The biggest surprise this year is bio-diesel. Testing has suggested the diesel-soybean-oil mix works just as well as regular diesel (except in particularly cold weather) and burns much cleaner. But the standard mixture - 80 percent diesel, 20 percent soybean oil - has proved far too expensive. Now, thanks in part to low soybean prices, prices have fallen from $4 a gallon to between $1.25 and $2.25, says the National Biodiesel Board, an industry trade group based in Jefferson City, Mo.

That's almost on par with regular diesel and close enough for many users to take a new look. The USDA has begun mixing bio-diesel with heating oil to heat a dozen buildings - and two dairy barns - at its Beltsville, Md., research facility. A Phoenix concrete company has converted its 100 trucks to run on 100 percent soybean fuel.

"We would very much like to use it," says Lyle Howard, manager of product development for the Bi-State Development Agency, which runs the mass-transit system in metropolitan St. Louis. He's preparing a proposal to use bio-diesel in the agency's 580 buses and 63 para-transit vans later this spring.

Subsidies help. In November, the USDA set aside $150 million for each of the next two years to pay ethanol producers for increasing the use of bio-fuels, such as ethanol and bio-diesel. At least five states are now looking at enacting tax incentives to further encourage bio-diesel use.

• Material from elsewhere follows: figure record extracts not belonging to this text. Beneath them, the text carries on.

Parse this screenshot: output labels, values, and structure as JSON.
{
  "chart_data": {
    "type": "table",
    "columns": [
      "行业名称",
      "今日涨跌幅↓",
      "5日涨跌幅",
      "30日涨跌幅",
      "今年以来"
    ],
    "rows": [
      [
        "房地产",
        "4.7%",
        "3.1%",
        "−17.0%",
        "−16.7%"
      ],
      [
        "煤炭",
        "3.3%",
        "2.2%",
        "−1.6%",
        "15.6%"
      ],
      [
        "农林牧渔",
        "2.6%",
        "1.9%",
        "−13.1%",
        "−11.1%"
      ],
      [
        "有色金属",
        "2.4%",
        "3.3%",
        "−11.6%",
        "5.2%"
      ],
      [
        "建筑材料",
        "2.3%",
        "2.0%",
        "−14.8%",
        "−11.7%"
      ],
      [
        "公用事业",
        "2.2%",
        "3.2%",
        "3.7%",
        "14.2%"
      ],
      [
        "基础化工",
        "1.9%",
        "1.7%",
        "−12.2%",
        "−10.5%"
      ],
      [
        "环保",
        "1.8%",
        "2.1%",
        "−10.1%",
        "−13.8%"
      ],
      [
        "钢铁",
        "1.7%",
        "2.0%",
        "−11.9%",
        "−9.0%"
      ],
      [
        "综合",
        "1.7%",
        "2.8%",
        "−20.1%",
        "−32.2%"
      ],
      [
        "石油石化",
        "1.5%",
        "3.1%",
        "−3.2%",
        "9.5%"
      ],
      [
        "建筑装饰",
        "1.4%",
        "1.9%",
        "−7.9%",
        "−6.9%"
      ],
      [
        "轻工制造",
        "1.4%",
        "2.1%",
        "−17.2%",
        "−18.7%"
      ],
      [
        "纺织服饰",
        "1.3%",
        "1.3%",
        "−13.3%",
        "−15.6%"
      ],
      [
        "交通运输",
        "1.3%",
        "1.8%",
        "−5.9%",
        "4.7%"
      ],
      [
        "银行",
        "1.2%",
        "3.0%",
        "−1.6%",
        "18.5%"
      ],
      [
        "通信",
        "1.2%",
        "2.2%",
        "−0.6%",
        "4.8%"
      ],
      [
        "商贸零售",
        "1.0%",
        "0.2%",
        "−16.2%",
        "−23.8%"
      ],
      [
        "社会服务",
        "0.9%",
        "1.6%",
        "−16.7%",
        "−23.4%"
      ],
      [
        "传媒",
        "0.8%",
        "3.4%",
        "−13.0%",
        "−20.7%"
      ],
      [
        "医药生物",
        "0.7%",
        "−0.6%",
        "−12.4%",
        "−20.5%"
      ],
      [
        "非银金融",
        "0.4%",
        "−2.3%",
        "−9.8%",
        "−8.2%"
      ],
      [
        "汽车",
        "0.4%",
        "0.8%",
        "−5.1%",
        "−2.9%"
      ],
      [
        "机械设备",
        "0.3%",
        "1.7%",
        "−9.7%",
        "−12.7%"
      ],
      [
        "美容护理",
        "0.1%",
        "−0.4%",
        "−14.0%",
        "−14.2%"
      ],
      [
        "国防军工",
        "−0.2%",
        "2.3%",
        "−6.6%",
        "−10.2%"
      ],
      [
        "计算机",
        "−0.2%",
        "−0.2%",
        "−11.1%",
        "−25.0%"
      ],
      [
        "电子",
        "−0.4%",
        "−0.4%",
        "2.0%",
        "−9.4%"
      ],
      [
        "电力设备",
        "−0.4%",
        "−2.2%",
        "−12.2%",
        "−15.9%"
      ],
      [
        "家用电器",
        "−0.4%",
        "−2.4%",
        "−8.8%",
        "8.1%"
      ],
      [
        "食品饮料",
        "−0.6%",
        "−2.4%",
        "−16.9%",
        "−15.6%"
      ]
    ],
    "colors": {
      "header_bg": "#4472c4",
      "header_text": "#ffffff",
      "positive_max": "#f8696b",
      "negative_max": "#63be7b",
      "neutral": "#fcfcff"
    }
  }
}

As a result, production has gone through the roof - from 500,000 gallons in 1999 to 5 million gallons this year. The USDA projects its program alone will boost output another 36.5 million gallons.

Such numbers don't begin to rival the 56 billion gallons of regular diesel produced annually. But if the petroleum industry is forced to move to low-sulfur diesel by 2006, as the Bush administration

announced last week, soybean oil could become a key lubricant that allows the fuel to work, proponents say.

Lubricants, in fact, represent another promising market for crops. Instead of petroleum products used to grease semitrailer couplings, railroad tracks, and chain saws, researchers have developed crop-based alternatives that are now just as cheap and more environmentally friendly. "We hope this year will really blow the top off" the marketplace, says Lou Honary, director of the Ag-Based Industrial Lubricants Research Program at the University of Northern Iowa in Cedar Falls.

Such projects are helping to funnel money back into the nation's long-suffering farm economy. Ethanol production alone adds some $4.5 billion in farm revenue a year, according to the Renewable Fuels Association in Washington.

Still, some farmers are taking matters into their own hands. "I'm not selling corn to turn around and buy oil," says Mr. Leightley, a grain and vegetable farmer in Centre Hall, Pa. Instead, he's burned about 350 bushels of corn kernels to heat his farmhouse, saving half of what he would have spent using fuel oil. The company that made his furnace - Ja-Ran Enterprises in Lexington, Mich. - used to struggle to sell 10 of its biomass furnaces a year. Now, it's selling 24 a month.

"People are getting their gas bills and their propane bills," says owner Randy McLachlan, "and the stragglers are beginning to wake up."